La Commission est également invitée à :
- procéder à une évaluation comparative de l'environnement de la consommation dans chaque État membre, en tenant compte des différences de législation et de traditions en matière de consommation, de façon à permettre d'identifier les meilleures pratiques et de garantir, à terme, un marché intérieur au service des consommateurs;
- développer, avec le soutien des États membres, une stratégie visant à faire mieux connaître le tableau de bord à un public plus large, notamment en veillant à ce qu'il soit aisément accessible et visible sur les sites internet pertinents et à promouvoir une diffusion adaptée aux médias, aux autorités nationales, aux organisations de consommateurs et aux autres parties prenantes.
Tous les États membres sont encouragés à procéder à une vaste opération de surveillance du marché sur une base annuelle afin d'identifier les marchés défaillants pour les consommateurs et de fournir des données complètes qui permettront à la Commission de surveiller et de comparer les problèmes que rencontrent les consommateurs dans le marché intérieur.
Application de l’acquis communautaire : le rapport se félicite des cinq domaines d'action prioritaires identifiés par la Commission dans sa communication sur l'application de l'acquis communautaire en matière de protection des consommateurs.

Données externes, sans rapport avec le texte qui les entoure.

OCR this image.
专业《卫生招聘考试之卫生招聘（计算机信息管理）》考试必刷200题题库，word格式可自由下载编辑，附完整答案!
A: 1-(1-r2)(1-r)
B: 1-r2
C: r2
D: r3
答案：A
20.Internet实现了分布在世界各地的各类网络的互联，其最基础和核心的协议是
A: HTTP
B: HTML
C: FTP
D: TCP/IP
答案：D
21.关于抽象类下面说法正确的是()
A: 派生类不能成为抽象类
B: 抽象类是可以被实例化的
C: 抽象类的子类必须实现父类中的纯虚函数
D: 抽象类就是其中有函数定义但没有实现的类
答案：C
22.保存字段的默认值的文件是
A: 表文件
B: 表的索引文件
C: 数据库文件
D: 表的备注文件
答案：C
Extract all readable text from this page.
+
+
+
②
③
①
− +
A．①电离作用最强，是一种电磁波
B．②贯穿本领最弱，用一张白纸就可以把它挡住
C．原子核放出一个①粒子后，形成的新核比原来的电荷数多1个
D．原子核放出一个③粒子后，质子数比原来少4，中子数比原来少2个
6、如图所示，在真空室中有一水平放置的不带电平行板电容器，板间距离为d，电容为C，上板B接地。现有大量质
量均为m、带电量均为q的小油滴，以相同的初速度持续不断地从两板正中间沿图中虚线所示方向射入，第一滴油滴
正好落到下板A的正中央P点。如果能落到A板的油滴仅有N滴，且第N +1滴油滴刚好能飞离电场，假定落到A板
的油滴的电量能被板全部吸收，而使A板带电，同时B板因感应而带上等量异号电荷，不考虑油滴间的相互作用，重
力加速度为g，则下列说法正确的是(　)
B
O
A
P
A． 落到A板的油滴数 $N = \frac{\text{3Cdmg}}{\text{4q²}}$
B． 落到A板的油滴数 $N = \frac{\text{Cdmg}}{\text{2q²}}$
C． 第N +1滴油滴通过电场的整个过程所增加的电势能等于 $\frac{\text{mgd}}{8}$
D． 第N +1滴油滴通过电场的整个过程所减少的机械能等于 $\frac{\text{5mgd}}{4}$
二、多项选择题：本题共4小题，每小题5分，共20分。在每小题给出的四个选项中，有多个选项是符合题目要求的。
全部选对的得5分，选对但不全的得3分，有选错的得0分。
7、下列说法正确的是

Il note que l'application est loin d'être uniforme dans l'Union européenne et invite les États membres à redoubler d'efforts et à accroître les ressources afin d'assurer l'application des lois protégeant les consommateurs et garantissant la concurrence sur les marchés de détail. Il encourage la création d'agences indépendantes de protection des consommateurs dans tous les États membres, habilitées à porter des affaires devant les tribunaux nationaux, afin de protéger les intérêts des consommateurs. Les députés invitent également tous les États membres à examiner les avantages que comporterait l'institution d'un médiateur du consommateur.

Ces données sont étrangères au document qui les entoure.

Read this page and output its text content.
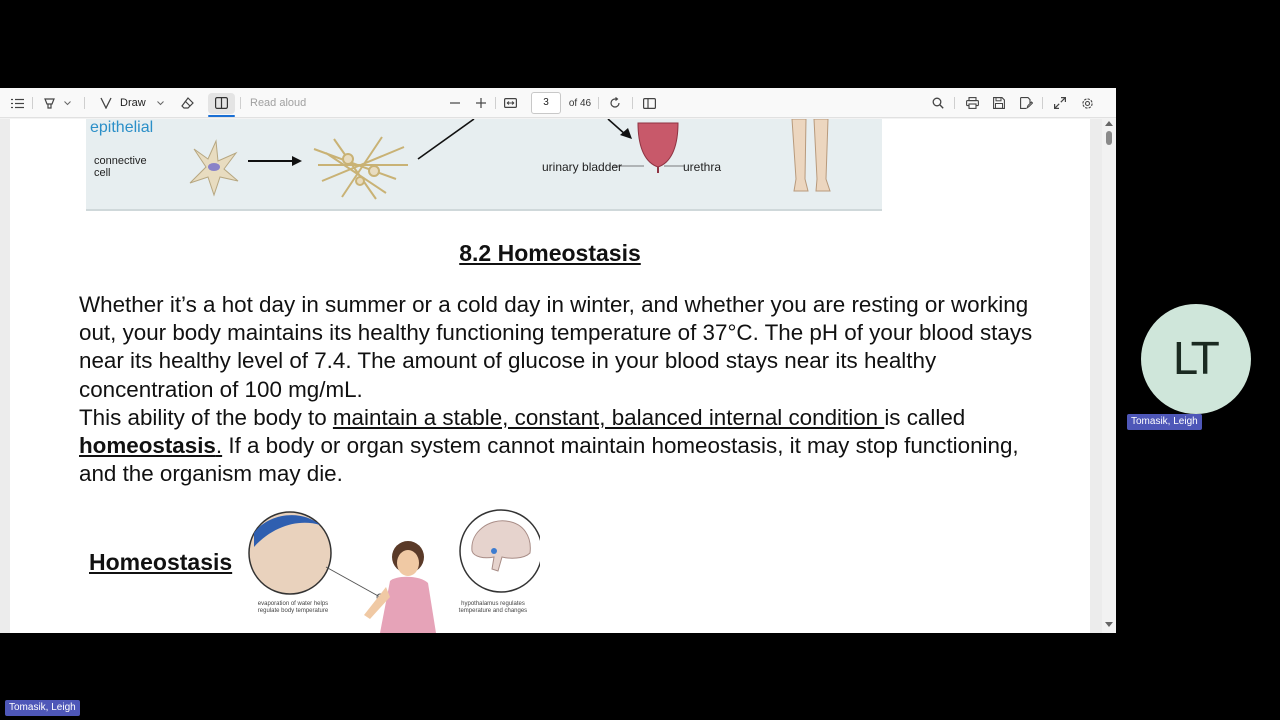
Draw	Read aloud	3	of 46
epithelial
connective cell	urinary bladder	urethra
8.2 Homeostasis
Whether it’s a hot day in summer or a cold day in winter, and whether you are resting or working out, your body maintains its healthy functioning temperature of 37°C. The pH of your blood stays near its healthy level of 7.4. The amount of glucose in your blood stays near its healthy concentration of 100 mg/mL.
This ability of the body to maintain a stable, constant, balanced internal condition is called homeostasis. If a body or organ system cannot maintain homeostasis, it may stop functioning, and the organism may die.
Homeostasis
evaporation of water helps regulate body temperature
hypothalamus regulates temperature and changes
LT
Tomasik, Leigh
Tomasik, Leigh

Les députés partagent la position de la Commission selon laquelle les modes alternatifs de résolution des litiges, tels que la médiation et l'arbitrage, et les mécanismes de résolution extrajudiciaire peuvent constituer une solution pratique et attractive pour les consommateurs qui ne sont pas parvenus à régler à l'amiable un conflit avec un commerçant ou un organisme public de prestation de services. Ils invitent dès lors les États membres à encourager le développement de modes alternatifs de résolution des litiges, tout en soulignant que de tels mécanismes doivent venir s'ajouter aux voies de recours judiciaires et administratives et non les remplacer. La Commission est également invitée à donner suite à son Livre vert du 27 novembre 2008 sur les recours collectifs pour les consommateurs.

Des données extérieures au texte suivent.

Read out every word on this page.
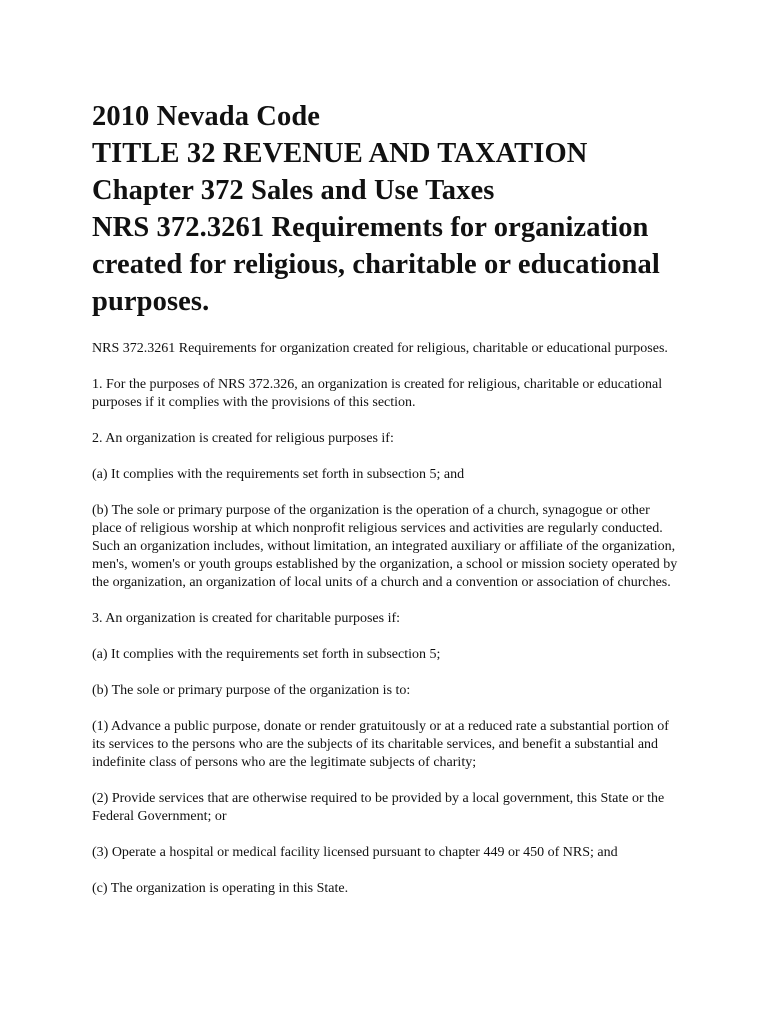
2010 Nevada Code
TITLE 32 REVENUE AND TAXATION
Chapter 372 Sales and Use Taxes
NRS 372.3261 Requirements for organization created for religious, charitable or educational purposes.

NRS 372.3261 Requirements for organization created for religious, charitable or educational purposes.

1. For the purposes of NRS 372.326, an organization is created for religious, charitable or educational purposes if it complies with the provisions of this section.

2. An organization is created for religious purposes if:

(a) It complies with the requirements set forth in subsection 5; and

(b) The sole or primary purpose of the organization is the operation of a church, synagogue or other place of religious worship at which nonprofit religious services and activities are regularly conducted. Such an organization includes, without limitation, an integrated auxiliary or affiliate of the organization, men's, women's or youth groups established by the organization, a school or mission society operated by the organization, an organization of local units of a church and a convention or association of churches.

3. An organization is created for charitable purposes if:

(a) It complies with the requirements set forth in subsection 5;

(b) The sole or primary purpose of the organization is to:

(1) Advance a public purpose, donate or render gratuitously or at a reduced rate a substantial portion of its services to the persons who are the subjects of its charitable services, and benefit a substantial and indefinite class of persons who are the legitimate subjects of charity;

(2) Provide services that are otherwise required to be provided by a local government, this State or the Federal Government; or

(3) Operate a hospital or medical facility licensed pursuant to chapter 449 or 450 of NRS; and

(c) The organization is operating in this State.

Enfin, les députés sont d'avis que la Commission et les États membres devraient rendre publics les résultats de la surveillance des marchés et des activités coercitives, en les décomposant par entreprise, lorsque des cas de récidive de pratiques illégales ont été mis au jour, afin de garantir une plus grande transparence et de permettre aux consommateurs de faire leur choix en connaissance de cause.